- Semli Kalyan Location in Rajasthan, India Semli Kalyan Semli Kalyan (India)
- Coordinates: 24°36′34″N 76°17′50″E﻿ / ﻿24.60944°N 76.29722°E
- Country: India
- State: Rajasthan
- District: Jhalawar

Government
- • Type: Sarpanch

Area
- • Total: 369 ha (912 acres)
- Elevation: 329 m (1,079 ft)

Population (2021)
- • Total: 715
- • Density: 190/km^{2} (500/sq mi)

Languages
- • Official: Hindi
- Time zone: UTC+5:30 (IST)
- Area code: 07434
- Vehicle registration: RJ17

= Semli Kalyan =

Semli Kalyan is a village in Raipur Tehsil in the Indian State of Rajasthan. It is a very old village with limited population and area. The village is administrated by a sarpanch.
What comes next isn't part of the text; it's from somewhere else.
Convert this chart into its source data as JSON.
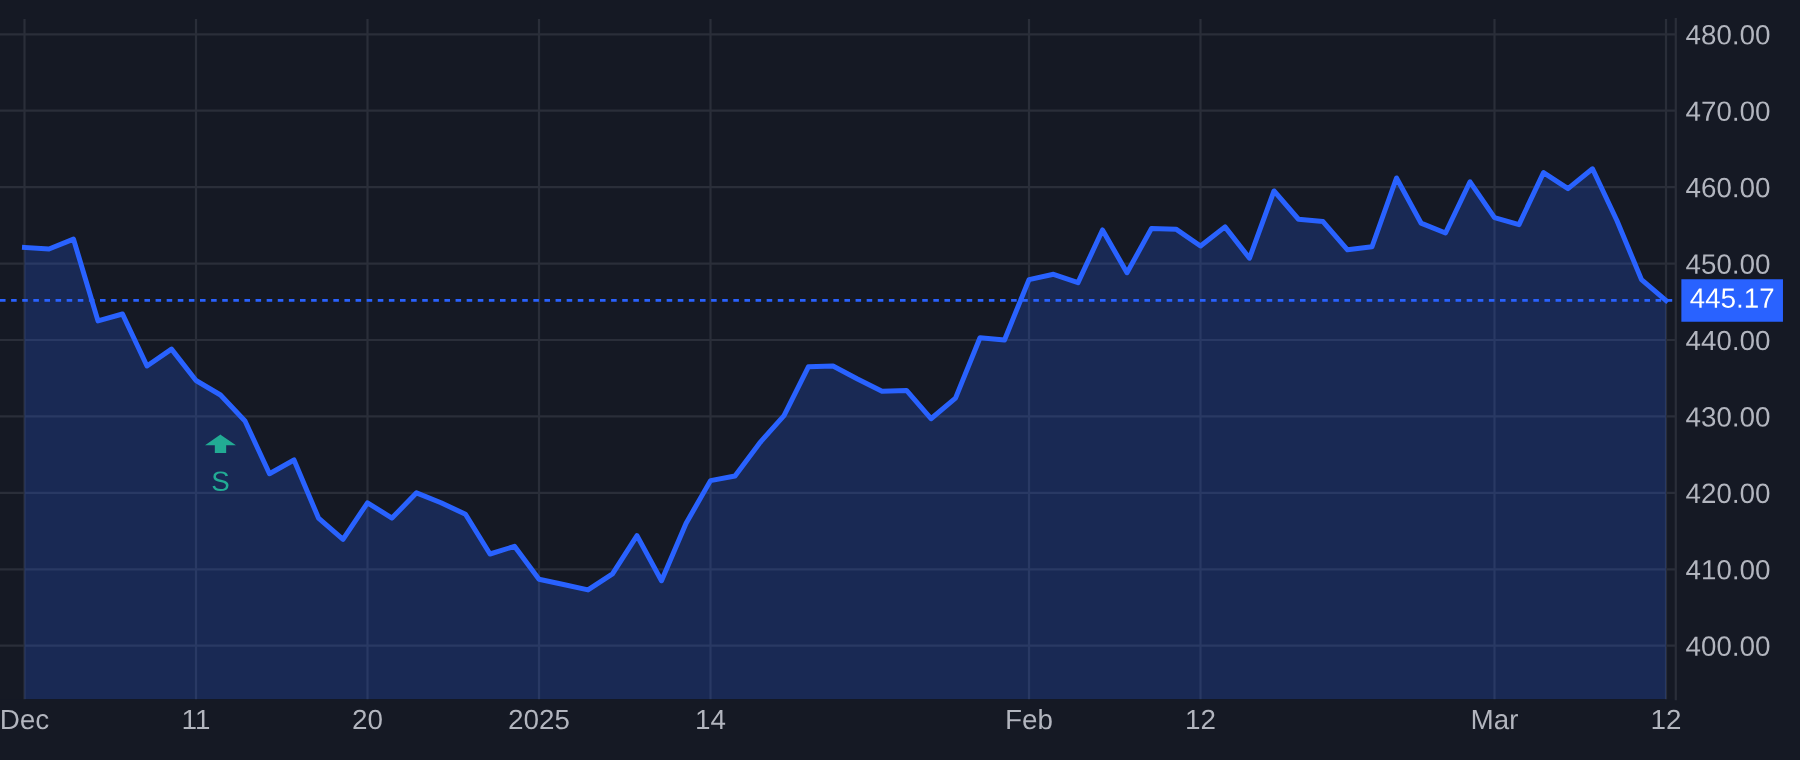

Semli Kalyan depends on Raipur, the nearest town, for major economic activities. Semli Kalyan is surrounded by two small lakes.

The village has an uninterrupted 24 hours electric supply from a power grid.
There are Many villagers that went for higher education and are serving the nation in different areas, also many villagers works in nearby cities.

Short film ABHISHAAP shooting was done in this ancient village for social awareness.

== Geography ==
The area of Semli Kalyan is divided into 155.13 irrigated hectares, 111.34 unirrigated hectares, 33.94 hectares under culturable waste (including gauchar and groves), and the remaining 68.3 hectares not available for cultivation.

== Demographics ==
As per Census 2011, the village had a population of 737 and administration over 181 houses.

Semli Kalyan has 105 children, 51 boys and 54 girls.

== Infrastructure ==
Houses are connected to basic amenities such as water, electricity, and telephones.

== Health care ==
Village hosts a small hospital near 1 km, and 3 major hospitals in nearby towns.

== Education ==
As per last census, 492 people are illiterate or primary educated (around 66%), mostly seniors. The younger generations are educated.

Semli Kalyan has the following educational facilities:
- Upper Primary school (Operated by Rajasthan Govt, Dept of Education)
- Primary school (Private)
- 4 Colleges in the nearby range - Medical College, Engineering college, Woman's College, and PG College

== Employment ==
The primary occupation is self employed farming. 435 people are Employed (230 male, 205 female).